Bailar en una baldosa

Lunes 29 de junio de 2015
Un puño que se cierra en la espera.
Por Jorge Consiglio.
El pasado está a dos días del presente. Es sábado. Una lluvia fina esmaltó la ciudad: el asfalto brilla. Ahora el cielo es de cobalto. Son las diez de la noche y el aire está endurecido de frío. Él espera el colectivo en Libertador al 8000. Está bajo el techo de acrílico de la parada. No se mueve de su baldosa. Los autos pasan en un suspiro, cada tanto los detiene un semáforo. Una ráfaga de viento mueve los árboles.
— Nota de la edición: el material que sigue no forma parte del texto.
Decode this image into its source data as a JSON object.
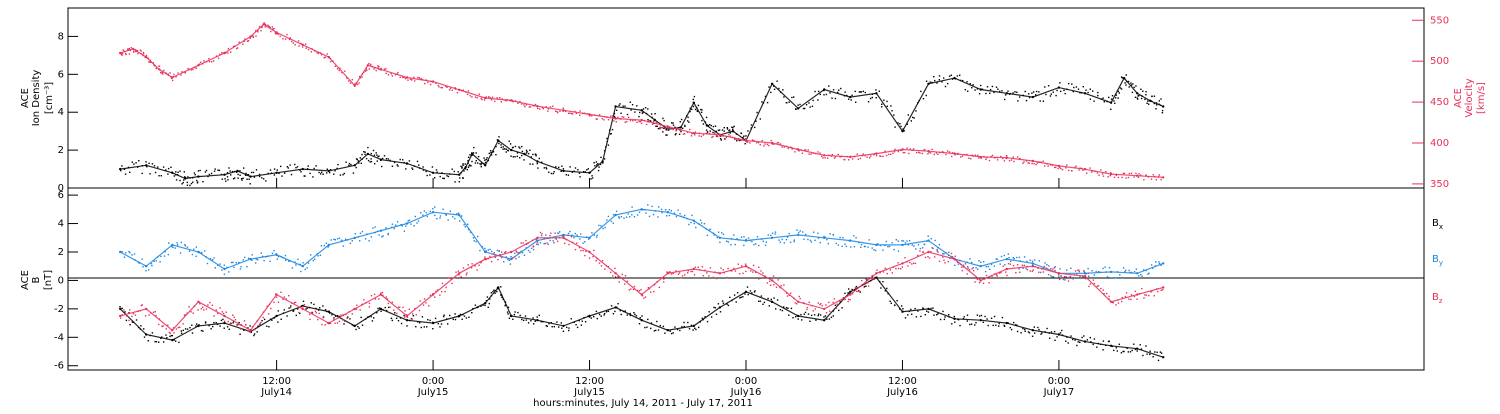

Tiene las manos metidas en los bolsillos y la solapa de la campera levantada. Empieza a sentir frío. Es algo interno que crece como un fuego pero al revés. Sube y baja de la vereda a la calle. Da pataditas al aire, pero no se mueve de su baldosa. El colectivo no viene. Tararea una melodía insólita. Mezcla una canción conocida con otra inventada. Se corta de golpe cuando aparecen otras personas en la parada. Dos hombres, una mujer. Están en grupo. Son jóvenes y visten ropa de marca. Forman un triángulo compacto. Hablan fuerte, casi a los gritos. La chica tiene puesta la capucha de su abrigo. Hay algo metálico en la forma de su cara. Uno de los tipos —retacón, muy erguido— dice que el frío ataca primero los pies y la nuca. Habla en español, pero por momentos, se desliza naturalmente a un inglés fluido y coloquial, como el de las personas que vivieron por períodos largos en EEUU. El colectivo no viene y los cuatro están en ese refugio de Libertador. Al grupo no le importa la demora, pero él se impacienta. Hay un desequilibrio: por una parte el triángulo políglota; por otra, el hombre solo. No se trata de una puja de fuerza; es, más bien, una cuestión de ánimos. La tensión crece cuando uno de los tipos saca una petaca. Se la pasan de mano en mano. La chica bebe confiada y cuando lo hace —vuelca hacia atrás la cabeza— se le sale la capucha y queda al descubierto una cabellera abundante. También se le ve con mayor claridad la cara. Un concierto cuyo quid es la nariz respingada.
Lo cierto es que el colectivo no viene. La petaca da tres o cuatro vueltas al grupo. Los enciende. Ahora están menos rígidos que al comienzo. Él, que llegó un rato antes a la parada, se mueve pero casi no salió de su baldosa. Los otros se expanden. Son un virus, una pandemia. El viento dejó de ser una amenaza; es una provocación: despeina, empuja, corta. Con el paso del tiempo todo empeora. Él, que ya no puede más, ve un colectivo que no es el que tiene que tomar. Extiende el brazo. Sube. Ocupa cualquier asiento. Se aleja de algo de lo que ni siquiera estuvo cerca.